The pseudonym "Philo Vaihinger" has been abandoned. All posts have been and are written by me, Joseph Auclair.
Tuesday, October 2, 2012
Another form of realism
"Of men we know and of the gods we believe that by a law of their nature the strong do as they can and the weak do as they must."
- The Athenian representative, the Melian Debate, The Peloponnesian War, Thucydides.
In another post I said that by “political realism” some understand the doctrine that nations, institutions, groups, and even individual political agents seek power and only power for its own sake.

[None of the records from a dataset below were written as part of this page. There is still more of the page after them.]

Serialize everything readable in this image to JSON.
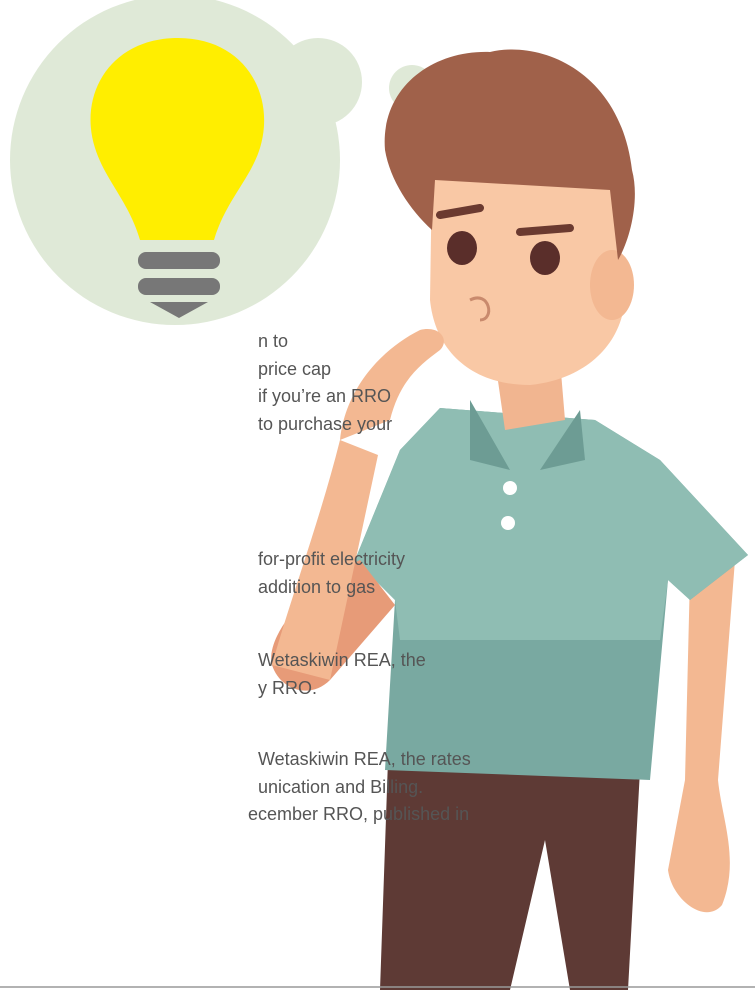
{
  "paragraphs": [
    {
      "lines": [
        "n to",
        "price cap",
        "if you’re an RRO",
        "to purchase your"
      ]
    },
    {
      "lines": [
        "for-profit electricity",
        "addition to gas"
      ]
    },
    {
      "lines": [
        "Wetaskiwin REA, the",
        "y RRO."
      ]
    },
    {
      "lines": [
        "Wetaskiwin REA, the rates",
        "unication and Billing.",
        "ecember RRO, published in"
      ]
    }
  ]
}
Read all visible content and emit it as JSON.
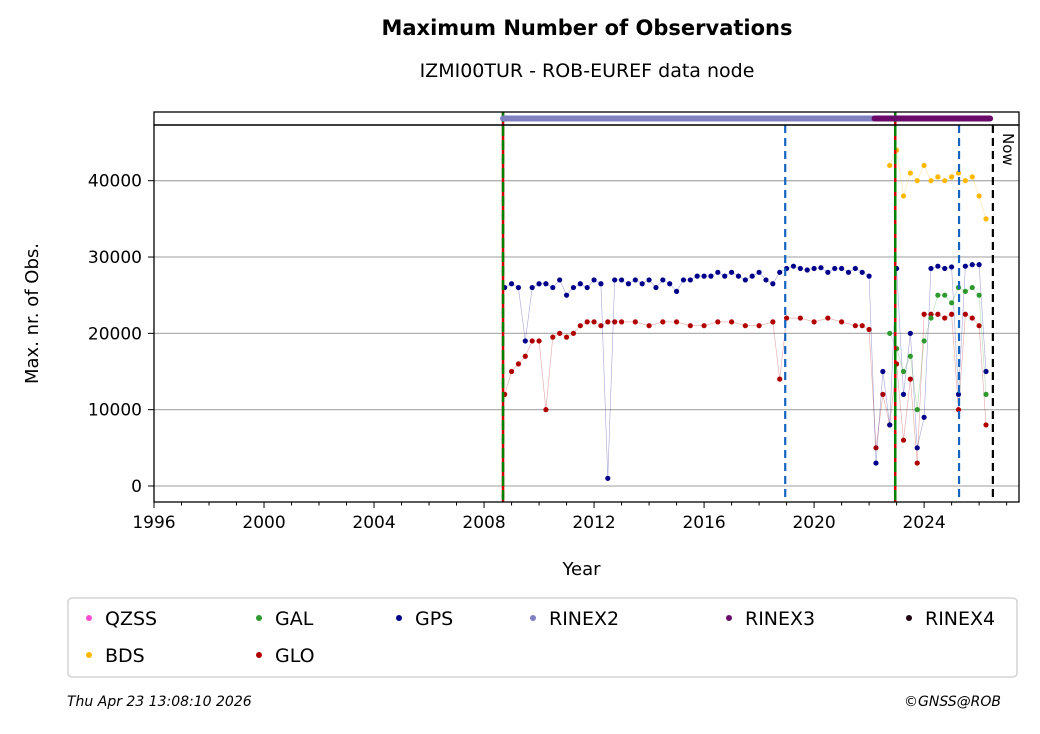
{
  "chart_data": {
    "type": "scatter",
    "title": "Maximum Number of Observations",
    "subtitle": "IZMI00TUR - ROB-EUREF data node",
    "xlabel": "Year",
    "ylabel": "Max. nr. of Obs.",
    "xlim": [
      1996,
      2027.45
    ],
    "ylim": [
      -2100,
      47300
    ],
    "xticks": [
      1996,
      2000,
      2004,
      2008,
      2012,
      2016,
      2020,
      2024
    ],
    "yticks": [
      0,
      10000,
      20000,
      30000,
      40000
    ],
    "grid": "horizontal",
    "legend_placement": "bottom",
    "now_label": "Now",
    "vertical_lines": [
      {
        "x": 2008.69,
        "style": "green-red-dashed"
      },
      {
        "x": 2018.95,
        "style": "blue-dashed"
      },
      {
        "x": 2022.95,
        "style": "green-red-dashed"
      },
      {
        "x": 2025.27,
        "style": "blue-dashed"
      },
      {
        "x": 2026.5,
        "style": "black-dashed",
        "label": "Now"
      }
    ],
    "rinex_bars": [
      {
        "name": "RINEX2",
        "start": 2008.69,
        "end": 2022.2
      },
      {
        "name": "RINEX3",
        "start": 2022.2,
        "end": 2026.4
      }
    ],
    "legend": [
      {
        "name": "QZSS",
        "color": "#ff4fd0"
      },
      {
        "name": "GAL",
        "color": "#2e9a2e"
      },
      {
        "name": "GPS",
        "color": "#00008b"
      },
      {
        "name": "RINEX2",
        "color": "#8080c0"
      },
      {
        "name": "RINEX3",
        "color": "#6a0a6a"
      },
      {
        "name": "RINEX4",
        "color": "#200010"
      },
      {
        "name": "BDS",
        "color": "#ffb800"
      },
      {
        "name": "GLO",
        "color": "#b00000"
      }
    ],
    "series": [
      {
        "name": "GLO",
        "color": "#b00000",
        "x": [
          2008.75,
          2009,
          2009.25,
          2009.5,
          2009.75,
          2010,
          2010.25,
          2010.5,
          2010.75,
          2011,
          2011.25,
          2011.5,
          2011.75,
          2012,
          2012.25,
          2012.5,
          2012.75,
          2013,
          2013.5,
          2014,
          2014.5,
          2015,
          2015.5,
          2016,
          2016.5,
          2017,
          2017.5,
          2018,
          2018.5,
          2018.75,
          2019,
          2019.5,
          2020,
          2020.5,
          2021,
          2021.5,
          2021.75,
          2022,
          2022.25,
          2022.5,
          2022.75,
          2023,
          2023.25,
          2023.5,
          2023.75,
          2024,
          2024.25,
          2024.5,
          2024.75,
          2025,
          2025.25,
          2025.5,
          2025.75,
          2026,
          2026.25
        ],
        "y": [
          12000,
          15000,
          16000,
          17000,
          19000,
          19000,
          10000,
          19500,
          20000,
          19500,
          20000,
          21000,
          21500,
          21500,
          21000,
          21500,
          21500,
          21500,
          21500,
          21000,
          21500,
          21500,
          21000,
          21000,
          21500,
          21500,
          21000,
          21000,
          21500,
          14000,
          22000,
          22000,
          21500,
          22000,
          21500,
          21000,
          21000,
          20500,
          5000,
          12000,
          8000,
          16000,
          6000,
          14000,
          3000,
          22500,
          22500,
          22500,
          22000,
          22500,
          10000,
          22500,
          22000,
          21000,
          8000
        ]
      },
      {
        "name": "GPS",
        "color": "#00008b",
        "x": [
          2008.75,
          2009,
          2009.25,
          2009.5,
          2009.75,
          2010,
          2010.25,
          2010.5,
          2010.75,
          2011,
          2011.25,
          2011.5,
          2011.75,
          2012,
          2012.25,
          2012.5,
          2012.75,
          2013,
          2013.25,
          2013.5,
          2013.75,
          2014,
          2014.25,
          2014.5,
          2014.75,
          2015,
          2015.25,
          2015.5,
          2015.75,
          2016,
          2016.25,
          2016.5,
          2016.75,
          2017,
          2017.25,
          2017.5,
          2017.75,
          2018,
          2018.25,
          2018.5,
          2018.75,
          2019,
          2019.25,
          2019.5,
          2019.75,
          2020,
          2020.25,
          2020.5,
          2020.75,
          2021,
          2021.25,
          2021.5,
          2021.75,
          2022,
          2022.25,
          2022.5,
          2022.75,
          2023,
          2023.25,
          2023.5,
          2023.75,
          2024,
          2024.25,
          2024.5,
          2024.75,
          2025,
          2025.25,
          2025.5,
          2025.75,
          2026,
          2026.25
        ],
        "y": [
          26000,
          26500,
          26000,
          19000,
          26000,
          26500,
          26500,
          26000,
          27000,
          25000,
          26000,
          26500,
          26000,
          27000,
          26500,
          1000,
          27000,
          27000,
          26500,
          27000,
          26500,
          27000,
          26000,
          27000,
          26500,
          25500,
          27000,
          27000,
          27500,
          27500,
          27500,
          28000,
          27500,
          28000,
          27500,
          27000,
          27500,
          28000,
          27000,
          26500,
          28000,
          28500,
          28800,
          28500,
          28300,
          28500,
          28600,
          28000,
          28500,
          28500,
          28000,
          28500,
          28000,
          27500,
          3000,
          15000,
          8000,
          28500,
          12000,
          20000,
          5000,
          9000,
          28500,
          28800,
          28500,
          28700,
          12000,
          28800,
          29000,
          29000,
          15000
        ]
      },
      {
        "name": "GAL",
        "color": "#2e9a2e",
        "x": [
          2022.75,
          2023,
          2023.25,
          2023.5,
          2023.75,
          2024,
          2024.25,
          2024.5,
          2024.75,
          2025,
          2025.25,
          2025.5,
          2025.75,
          2026,
          2026.25
        ],
        "y": [
          20000,
          18000,
          15000,
          17000,
          10000,
          19000,
          22000,
          25000,
          25000,
          24000,
          26000,
          25500,
          26000,
          25000,
          12000
        ]
      },
      {
        "name": "BDS",
        "color": "#ffb800",
        "x": [
          2022.75,
          2023,
          2023.25,
          2023.5,
          2023.75,
          2024,
          2024.25,
          2024.5,
          2024.75,
          2025,
          2025.25,
          2025.5,
          2025.75,
          2026,
          2026.25
        ],
        "y": [
          42000,
          44000,
          38000,
          41000,
          40000,
          42000,
          40000,
          40500,
          40000,
          40500,
          41000,
          40000,
          40500,
          38000,
          35000
        ]
      }
    ]
  },
  "footer": {
    "timestamp": "Thu Apr 23 13:08:10 2026",
    "copyright": "©GNSS@ROB"
  }
}
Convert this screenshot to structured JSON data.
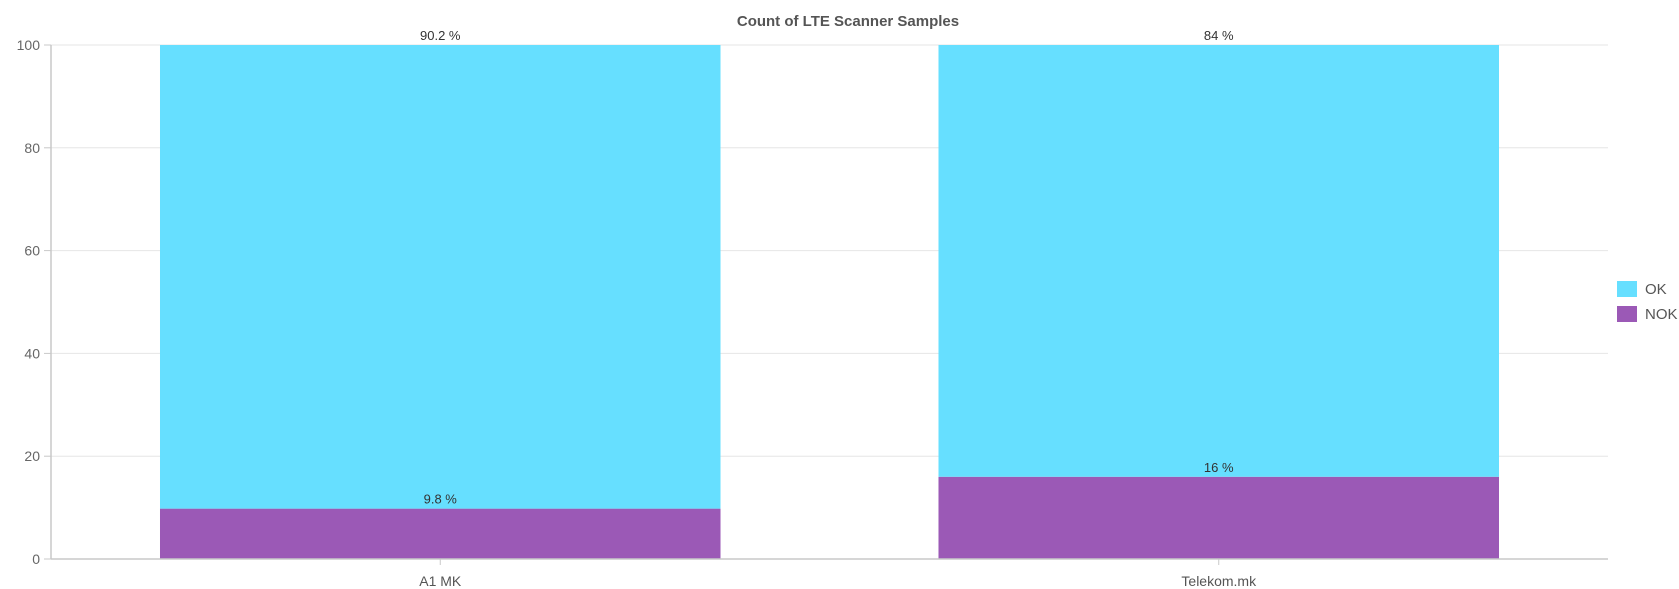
{
  "chart_data": {
    "type": "bar",
    "stacked": true,
    "title": "Count of LTE Scanner Samples",
    "xlabel": "",
    "ylabel": "",
    "ylim": [
      0,
      100
    ],
    "yticks": [
      0,
      20,
      40,
      60,
      80,
      100
    ],
    "categories": [
      "A1 MK",
      "Telekom.mk"
    ],
    "series": [
      {
        "name": "OK",
        "values": [
          90.2,
          84
        ],
        "labels": [
          "90.2 %",
          "84 %"
        ],
        "color": "#66dfff"
      },
      {
        "name": "NOK",
        "values": [
          9.8,
          16
        ],
        "labels": [
          "9.8 %",
          "16 %"
        ],
        "color": "#9b59b6"
      }
    ],
    "grid": true,
    "legend_position": "right"
  }
}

A different understanding is that in the selection and pursuit of their ends humans are overwhelmingly indifferent to others of their kind and neither morals nor religion are significant independent constraints on individual or collective human action.
Or, anyway, not very significant.
Sometimes this is expressed by saying political agents are concerned to protect and advance only their own interests, due allowance - if any - made for personal relations, exceptions, and loyalties - if any.
That is to say, those who count on religion or morals to deter crime in a pinch are reckoning without the strength of incredulity, the flimsiness of faith, and the ability of all but the most unfortunate and hoodwinked to shape their beliefs of either kind – and sometimes those of others – to suit themselves.
Hence, given inequalities of power, the strong ride roughshod over the weak or “the strong do as they can and the weak do as they must.”
Hence the destruction of Blanche DuBois (in Tennessee Williams’ A Streetcar Named Desire), whose rule of life she expressed thus: “I have always relied on the kindness of strangers.”
Hence the importance to all religions marked by lasting popular success of myths of rewards and punishments in an afterlife, by no means coincidentally including severe punishments for disbelief.
And hence the dose of truth in Thrasymachus’ sophist maxim (in Plato, The Republic), “Justice is the interest of the stronger.”
All the same, the strengths of this sort of view can be over-stated.
Those who dispute how far the Crusaders were fighting for God and how far for personal, worldly gain are disputing the same, or anyway a similar, question that could be and has been raised as well with regard to the Jihaders who in successive waves spread Islam across so much of the world.
And on the other hand it is also possible to grossly underestimate human credulity and the power of superstitious fear.